Scripture, we have seen, describes us as dead in sin apart from the grace of God (Eph. 2:1–3), meaning that we are unable to do any spiritual good unless the Lord intervenes. This is not a popular teaching in our day, but those who would resist our deadness in sin have an argument with Jesus Himself. As is evident in today’s passage, Paul’s view of our deadness in sin was not original to him. Jesus taught the same thing during His earthly ministry.

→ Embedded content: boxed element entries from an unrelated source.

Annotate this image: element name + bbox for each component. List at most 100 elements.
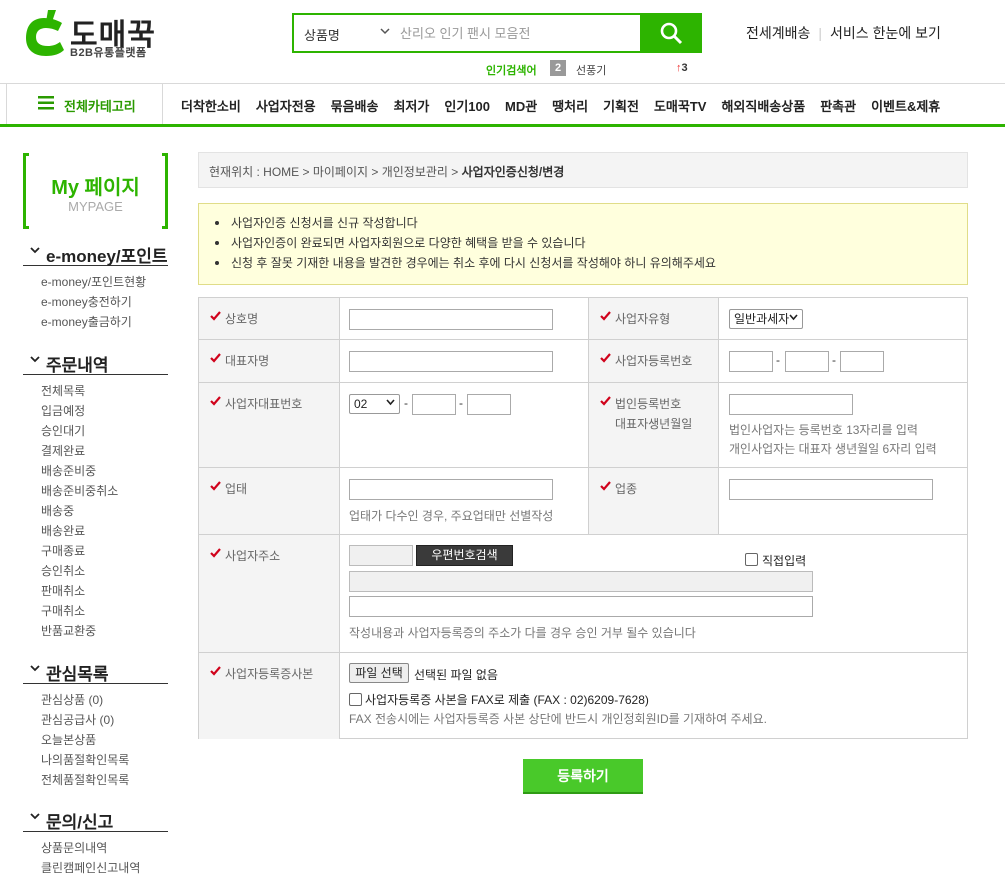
nav-item[interactable]: 이벤트&제휴 <box>871 96 940 115</box>
nav-item[interactable]: 묶음배송 <box>331 96 379 115</box>
corp-number-input[interactable] <box>729 394 853 415</box>
nav-item[interactable]: 최저가 <box>393 96 429 115</box>
required-check-icon <box>210 548 221 558</box>
breadcrumb: 현재위치 : HOME > 마이페이지 > 개인정보관리 > 사업자인증신청/변… <box>198 152 968 188</box>
sidebar-item[interactable]: e-money출금하기 <box>41 314 146 334</box>
biz-number-part1-input[interactable] <box>729 351 773 372</box>
sidebar-item[interactable]: 판매취소 <box>41 583 118 603</box>
link-global-shipping[interactable]: 전세계배송 <box>746 25 810 41</box>
all-categories-label: 전체카테고리 <box>64 99 136 114</box>
sidebar-item[interactable]: 관심공급사 (0) <box>41 712 129 732</box>
sidebar-item[interactable]: 나의품절확인목록 <box>41 752 129 772</box>
sidebar-item[interactable]: 배송완료 <box>41 523 118 543</box>
sidebar-section-header[interactable]: 주문내역 <box>23 351 168 375</box>
sidebar-item[interactable]: 전체품절확인목록 <box>41 772 129 792</box>
chevron-down-icon <box>30 813 40 820</box>
search-button[interactable] <box>640 13 702 53</box>
notice-box: 사업자인증 신청서를 신규 작성합니다 사업자인증이 완료되면 사업자회원으로 다… <box>198 203 968 285</box>
sidebar-item[interactable]: 관심상품 (0) <box>41 692 129 712</box>
business-category-input[interactable] <box>729 479 933 500</box>
sidebar-section-header[interactable]: e-money/포인트 <box>23 242 168 266</box>
sidebar-item[interactable]: 승인취소 <box>41 563 118 583</box>
sidebar-list: 전체목록 입금예정 승인대기 결제완료 배송준비중 배송준비중취소 배송중 배송완료 구매종료 승… <box>41 383 118 643</box>
zipcode-search-button[interactable]: 우편번호검색 <box>416 545 513 566</box>
top-links: 전세계배송 | 서비스 한눈에 보기 <box>746 25 941 41</box>
address-detail-input[interactable] <box>349 596 813 617</box>
form-row: 사업자주소 우편번호검색 직접입력 작성내용과 사업자등록증의 주소가 다를 경… <box>199 535 967 653</box>
sidebar-section-header[interactable]: 관심목록 <box>23 660 168 684</box>
sidebar-item[interactable]: 구매종료 <box>41 543 118 563</box>
sidebar-section-title: 문의/신고 <box>46 813 114 832</box>
biz-number-part3-input[interactable] <box>840 351 884 372</box>
phone-part2-input[interactable] <box>412 394 456 415</box>
address-hint: 작성내용과 사업자등록증의 주소가 다를 경우 승인 거부 될수 있습니다 <box>349 626 696 640</box>
required-check-icon <box>210 311 221 321</box>
trend-keyword[interactable]: 선풍기 <box>576 62 606 78</box>
address-main-input[interactable] <box>349 571 813 592</box>
phone-area-select[interactable]: 02 <box>349 394 400 414</box>
sidebar-section-title: e-money/포인트 <box>46 247 168 266</box>
sidebar-item[interactable]: 클린캠페인신고내역 <box>41 860 140 880</box>
required-check-icon <box>600 481 611 491</box>
biz-number-part2-input[interactable] <box>785 351 829 372</box>
trend-change-value: 3 <box>681 62 688 74</box>
nav-menu: 더착한소비 사업자전용 묶음배송 최저가 인기100 MD관 땡처리 기획전 도매꾹TV 해외직배… <box>181 96 940 115</box>
search-category-select[interactable]: 상품명 <box>304 25 340 44</box>
sidebar-item[interactable]: e-money/포인트현황 <box>41 274 146 294</box>
biz-type-select[interactable]: 일반과세자 <box>729 309 803 329</box>
sidebar-section-title: 주문내역 <box>46 356 109 375</box>
search-input[interactable] <box>400 21 632 45</box>
required-check-icon <box>210 666 221 676</box>
required-check-icon <box>600 311 611 321</box>
all-categories-button[interactable]: 전체카테고리 <box>6 84 163 124</box>
sidebar-list: 상품문의내역 클린캠페인신고내역 <box>41 840 140 880</box>
sidebar-item[interactable]: 입금예정 <box>41 403 118 423</box>
form-row: 대표자명 사업자등록번호 - - <box>199 340 967 383</box>
ceo-name-input[interactable] <box>349 351 553 372</box>
corp-number-hint-1: 법인사업자는 등록번호 13자리를 입력 <box>729 423 918 437</box>
nav-item[interactable]: 땡처리 <box>552 96 588 115</box>
breadcrumb-path: 현재위치 : HOME > 마이페이지 > 개인정보관리 > <box>209 165 462 179</box>
nav-item[interactable]: MD관 <box>505 96 537 115</box>
nav-item[interactable]: 더착한소비 <box>181 96 241 115</box>
nav-item[interactable]: 해외직배송상품 <box>721 96 805 115</box>
nav-item[interactable]: 판촉관 <box>820 96 856 115</box>
mypage-title: My 페이지 <box>51 177 140 199</box>
form-row: 사업자등록증사본 파일 선택 선택된 파일 없음 사업자등록증 사본을 FAX로… <box>199 653 967 739</box>
label-address: 사업자주소 <box>225 549 281 563</box>
zipcode-input[interactable] <box>349 545 413 566</box>
sidebar-item[interactable]: 반품교환중 <box>41 623 118 643</box>
sidebar-item[interactable]: 상품문의내역 <box>41 840 140 860</box>
sidebar-item[interactable]: 구매취소 <box>41 603 118 623</box>
sidebar-item[interactable]: 전체목록 <box>41 383 118 403</box>
business-status-hint: 업태가 다수인 경우, 주요업태만 선별작성 <box>349 509 554 523</box>
nav-item[interactable]: 사업자전용 <box>256 96 316 115</box>
nav-item[interactable]: 기획전 <box>603 96 639 115</box>
link-service-overview[interactable]: 서비스 한눈에 보기 <box>830 25 941 41</box>
required-check-icon <box>600 396 611 406</box>
sidebar-item[interactable]: 배송준비중취소 <box>41 483 118 503</box>
phone-part3-input[interactable] <box>467 394 511 415</box>
sidebar-item[interactable]: 승인대기 <box>41 423 118 443</box>
mypage-subtitle: MYPAGE <box>68 199 123 214</box>
submit-button[interactable]: 등록하기 <box>523 759 643 794</box>
sidebar-item[interactable]: 오늘본상품 <box>41 732 129 752</box>
label-birth-date: 대표자생년월일 <box>615 417 693 431</box>
company-name-input[interactable] <box>349 309 553 330</box>
nav-item[interactable]: 인기100 <box>444 96 490 115</box>
sidebar-section-header[interactable]: 문의/신고 <box>23 808 168 832</box>
biz-type-value: 일반과세자 <box>734 312 790 326</box>
sidebar-item[interactable]: 배송준비중 <box>41 463 118 483</box>
fax-submit-checkbox[interactable] <box>349 693 362 706</box>
sidebar-item[interactable]: 결제완료 <box>41 443 118 463</box>
label-biz-type: 사업자유형 <box>615 312 671 326</box>
nav-item[interactable]: 도매꾹TV <box>654 96 707 115</box>
sidebar-item[interactable]: e-money충전하기 <box>41 294 146 314</box>
business-status-input[interactable] <box>349 479 553 500</box>
logo[interactable]: 도매꾹 B2B유통플랫폼 <box>22 8 162 60</box>
sidebar-item[interactable]: 배송중 <box>41 503 118 523</box>
chevron-down-icon <box>789 314 798 321</box>
direct-input-checkbox[interactable] <box>745 553 758 566</box>
sidebar-list: 관심상품 (0) 관심공급사 (0) 오늘본상품 나의품절확인목록 전체품절확인목록 <box>41 692 129 792</box>
file-select-button[interactable]: 파일 선택 <box>349 663 409 683</box>
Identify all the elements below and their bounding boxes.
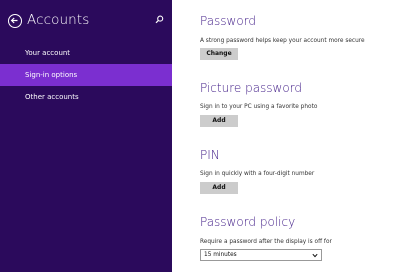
search-icon[interactable]	[155, 15, 164, 24]
picture-password-heading: Picture password	[200, 81, 303, 95]
sidebar: Accounts Your account Sign-in options Ot…	[0, 0, 172, 272]
sidebar-item-label: Your account	[25, 49, 71, 57]
select-value: 15 minutes	[204, 252, 237, 258]
sidebar-item-other-accounts[interactable]: Other accounts	[0, 86, 172, 108]
sidebar-item-label: Sign-in options	[25, 71, 78, 79]
picture-password-description: Sign in to your PC using a favorite phot…	[200, 104, 318, 110]
pin-heading: PIN	[200, 148, 220, 162]
main-content: Password A strong password helps keep yo…	[172, 0, 403, 272]
sidebar-title: Accounts	[27, 12, 90, 28]
add-picture-password-button[interactable]: Add	[200, 115, 238, 127]
password-description: A strong password helps keep your accoun…	[200, 38, 365, 44]
password-policy-description: Require a password after the display is …	[200, 239, 332, 245]
password-policy-select[interactable]: 15 minutes	[200, 249, 322, 261]
sidebar-item-sign-in-options[interactable]: Sign-in options	[0, 64, 172, 86]
change-password-button[interactable]: Change	[200, 48, 238, 60]
back-arrow-icon	[10, 17, 18, 24]
sidebar-item-label: Other accounts	[25, 93, 79, 101]
pin-description: Sign in quickly with a four-digit number	[200, 171, 315, 177]
password-heading: Password	[200, 14, 257, 28]
sidebar-item-your-account[interactable]: Your account	[0, 42, 172, 64]
chevron-down-icon	[312, 253, 318, 258]
back-button[interactable]	[8, 14, 22, 28]
password-policy-heading: Password policy	[200, 215, 296, 229]
add-pin-button[interactable]: Add	[200, 182, 238, 194]
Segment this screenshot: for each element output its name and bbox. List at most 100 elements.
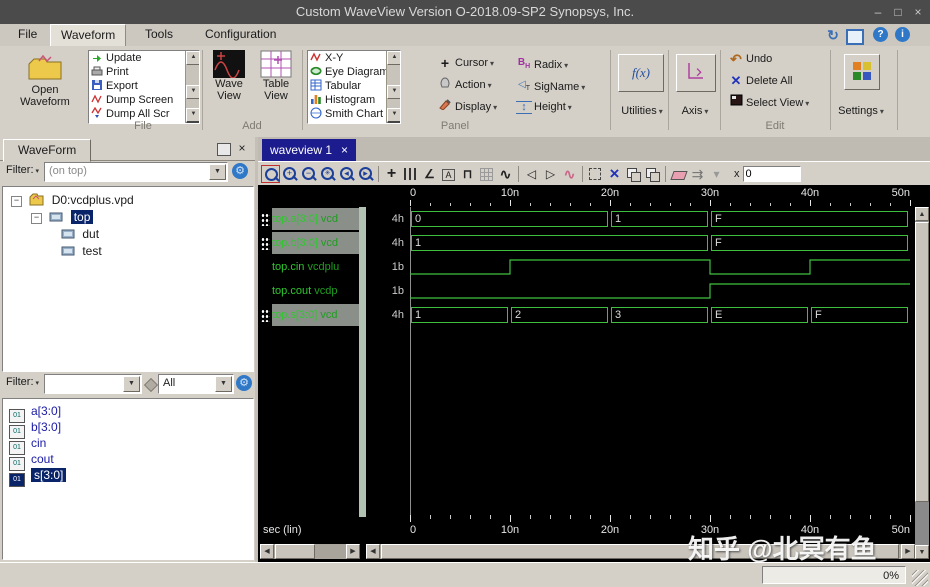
signal-trace-icon[interactable] <box>560 165 579 183</box>
select-region-icon[interactable] <box>586 165 605 183</box>
utilities-label[interactable]: Utilities <box>614 102 670 120</box>
signal-name[interactable]: top.a[3:0] vcd <box>272 208 359 230</box>
refresh-icon[interactable] <box>824 26 842 44</box>
axis-label[interactable]: Axis <box>672 102 718 120</box>
tree-item-top[interactable]: top <box>31 209 94 225</box>
tree-item-dut[interactable]: dut <box>61 226 99 242</box>
apply-icon[interactable] <box>688 165 707 183</box>
signal-trace[interactable]: 1F <box>410 231 915 255</box>
signal-trace[interactable]: 01F <box>410 207 915 231</box>
annotation-icon[interactable] <box>439 165 458 183</box>
float-panel-icon[interactable] <box>217 143 231 156</box>
collapse-icon[interactable] <box>31 213 42 224</box>
list-item-cin[interactable]: cin <box>9 435 46 455</box>
chevron-down-icon[interactable]: ▼ <box>123 376 140 392</box>
scrollbar-thumb[interactable] <box>275 544 315 559</box>
axis-button[interactable] <box>676 54 716 92</box>
pin-icon[interactable] <box>143 377 159 393</box>
scroll-right-icon[interactable]: ▶ <box>346 544 360 559</box>
wave-row[interactable]: top.cout vcdp 1b <box>258 279 915 303</box>
signal-trace[interactable] <box>410 255 915 279</box>
file-action-update[interactable]: Update <box>89 51 199 65</box>
view-list-scrollbar[interactable]: ▲ ▼ ▼ <box>386 51 400 123</box>
delete-all-button[interactable]: ✕ Delete All <box>728 72 793 90</box>
grid-icon[interactable] <box>477 164 496 183</box>
add-table-view-button[interactable]: Table View <box>253 50 299 118</box>
file-action-export[interactable]: Export <box>89 79 199 93</box>
signal-name[interactable]: top.s[3:0] vcd <box>272 304 359 326</box>
logic-pulse-icon[interactable] <box>458 165 477 183</box>
collapse-icon[interactable] <box>11 196 22 207</box>
close-button[interactable]: × <box>910 4 926 20</box>
filter-label[interactable]: Filter: <box>6 164 39 176</box>
chevron-down-icon[interactable]: ▼ <box>209 164 226 180</box>
signame-dropdown[interactable]: ◁T SigName <box>516 76 585 94</box>
add-cursor-icon[interactable] <box>382 165 401 183</box>
next-edge-icon[interactable] <box>541 165 560 183</box>
drag-handle-icon[interactable] <box>261 309 270 322</box>
action-dropdown[interactable]: Action <box>437 76 492 94</box>
previous-edge-icon[interactable] <box>522 165 541 183</box>
zoom-fit-icon[interactable] <box>318 165 337 183</box>
chevron-down-icon[interactable]: ▼ <box>215 376 232 392</box>
help-icon[interactable]: ? <box>873 27 888 42</box>
signal-trace[interactable] <box>410 279 915 303</box>
zoom-out-icon[interactable] <box>299 165 318 183</box>
drag-handle-icon[interactable] <box>261 213 270 226</box>
signal-name[interactable]: top.cout vcdp <box>272 280 359 302</box>
radix-dropdown[interactable]: BH Radix <box>516 54 568 72</box>
tree-item-root[interactable]: D0:vcdplus.vpd <box>11 192 134 208</box>
zoom-previous-icon[interactable] <box>337 165 356 183</box>
delete-signal-icon[interactable] <box>605 165 624 183</box>
scroll-down-icon[interactable]: ▼ <box>186 85 199 99</box>
vertical-scrollbar[interactable]: ▲ ▼ <box>915 207 929 559</box>
wave-row[interactable]: top.cin vcdplu 1b <box>258 255 915 279</box>
scroll-left-icon[interactable]: ◀ <box>366 544 380 559</box>
hierarchy-filter-combo[interactable]: (on top) ▼ <box>44 162 228 182</box>
utilities-button[interactable]: f(x) <box>618 54 664 92</box>
copy-back-icon[interactable] <box>643 165 662 183</box>
resize-grip[interactable] <box>912 570 928 586</box>
cursor-dropdown[interactable]: + Cursor <box>437 54 494 72</box>
signal-scope-combo[interactable]: All ▼ <box>158 374 234 394</box>
window-layout-icon[interactable] <box>846 29 864 45</box>
scrollbar-thumb[interactable] <box>915 222 929 502</box>
open-waveform-button[interactable]: Open Waveform <box>8 52 82 130</box>
signal-name[interactable]: top.b[3:0] vcd <box>272 232 359 254</box>
wave-row[interactable]: top.a[3:0] vcd 4h 0 1 F <box>258 207 915 231</box>
settings-button[interactable] <box>844 54 880 90</box>
filter-label[interactable]: Filter: <box>6 376 39 388</box>
info-icon[interactable]: i <box>895 27 910 42</box>
file-action-dump-screen[interactable]: Dump Screen <box>89 93 199 107</box>
drag-handle-icon[interactable] <box>261 237 270 250</box>
waveform-canvas[interactable]: 0 10n 20n 30n 40n 50n top.a[3:0] vcd 4h 0 1 Ftop.… <box>258 185 930 562</box>
file-action-dump-all[interactable]: Dump All Scr <box>89 106 199 121</box>
zoom-in-icon[interactable] <box>280 165 299 183</box>
scroll-up-icon[interactable]: ▲ <box>915 207 929 221</box>
scroll-down-icon[interactable]: ▼ <box>915 545 929 559</box>
wave-row[interactable]: top.b[3:0] vcd 4h 1 F <box>258 231 915 255</box>
undo-button[interactable]: ↶ Undo <box>728 50 772 68</box>
file-action-print[interactable]: Print <box>89 65 199 79</box>
more-options-icon[interactable] <box>707 165 726 183</box>
wave-row[interactable]: top.s[3:0] vcd 4h 1 2 3 E F <box>258 303 915 327</box>
analog-wave-icon[interactable] <box>496 165 515 183</box>
signal-trace[interactable]: 123EF <box>410 303 915 327</box>
add-wave-view-button[interactable]: Wave View <box>206 50 252 118</box>
tab-waveform[interactable]: WaveForm <box>3 139 92 162</box>
scroll-down-icon[interactable]: ▼ <box>387 85 400 99</box>
menu-waveform[interactable]: Waveform <box>50 24 127 46</box>
minimize-button[interactable]: – <box>870 4 886 20</box>
menu-configuration[interactable]: Configuration <box>195 24 286 45</box>
list-item-cout[interactable]: cout <box>9 451 54 471</box>
zoom-select-icon[interactable] <box>261 164 280 183</box>
tab-waveview-1[interactable]: waveview 1 × <box>262 139 357 161</box>
settings-label[interactable]: Settings <box>832 102 890 120</box>
signal-name[interactable]: top.cin vcdplu <box>272 256 359 278</box>
menu-tools[interactable]: Tools <box>135 24 183 45</box>
vertical-bars-icon[interactable] <box>401 164 420 183</box>
scroll-left-icon[interactable]: ◀ <box>260 544 274 559</box>
tree-item-test[interactable]: test <box>61 243 102 259</box>
gear-icon[interactable] <box>232 163 248 179</box>
eraser-icon[interactable] <box>669 165 688 183</box>
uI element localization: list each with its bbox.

John 8:31–38 describes the umbrage that many first-century Jews took when Jesus told them they were enslaved. Hearing that they were slaves, many of our Lord’s contemporaries responded in astonishment, for they were children of Abraham who had never personally experienced slavery. They lived long after the days of Israel’s slavery in Egypt and dwelled in their homeland without being bought and sold by slave masters. But the slavery that Christ spoke of was not physical bondage; rather, He was talking about slavery to sin: “Everyone who practices sin is a slave to sin” (v. 34). Many first-century Jews saw themselves as inherently better than Gentiles. They took pride in their status as God’s chosen people and believed that they were not sinners as the Gentile heathen were (see Gal. 2:15–21, where Paul adopts this view for the sake of arguing against it). That understanding, however, had no basis in Scripture or the history of Israel. So, Jesus and the Apostles preached the radical message that all people are sinners and enslaved to wickedness until God acts to free them (John 8:36; Rev. 1:5).
It may not be popular to believe that all people are enslaved, but God’s Word tells us that everyone is a slave/servant either to sin or to Christ (see Rom. 1:1, for example). Sinners believe that they can be free without being a slave of Christ, but ironically, seeking freedom outside of Christ leads only to greater bondage to sin and death (Gal. 4:21–31).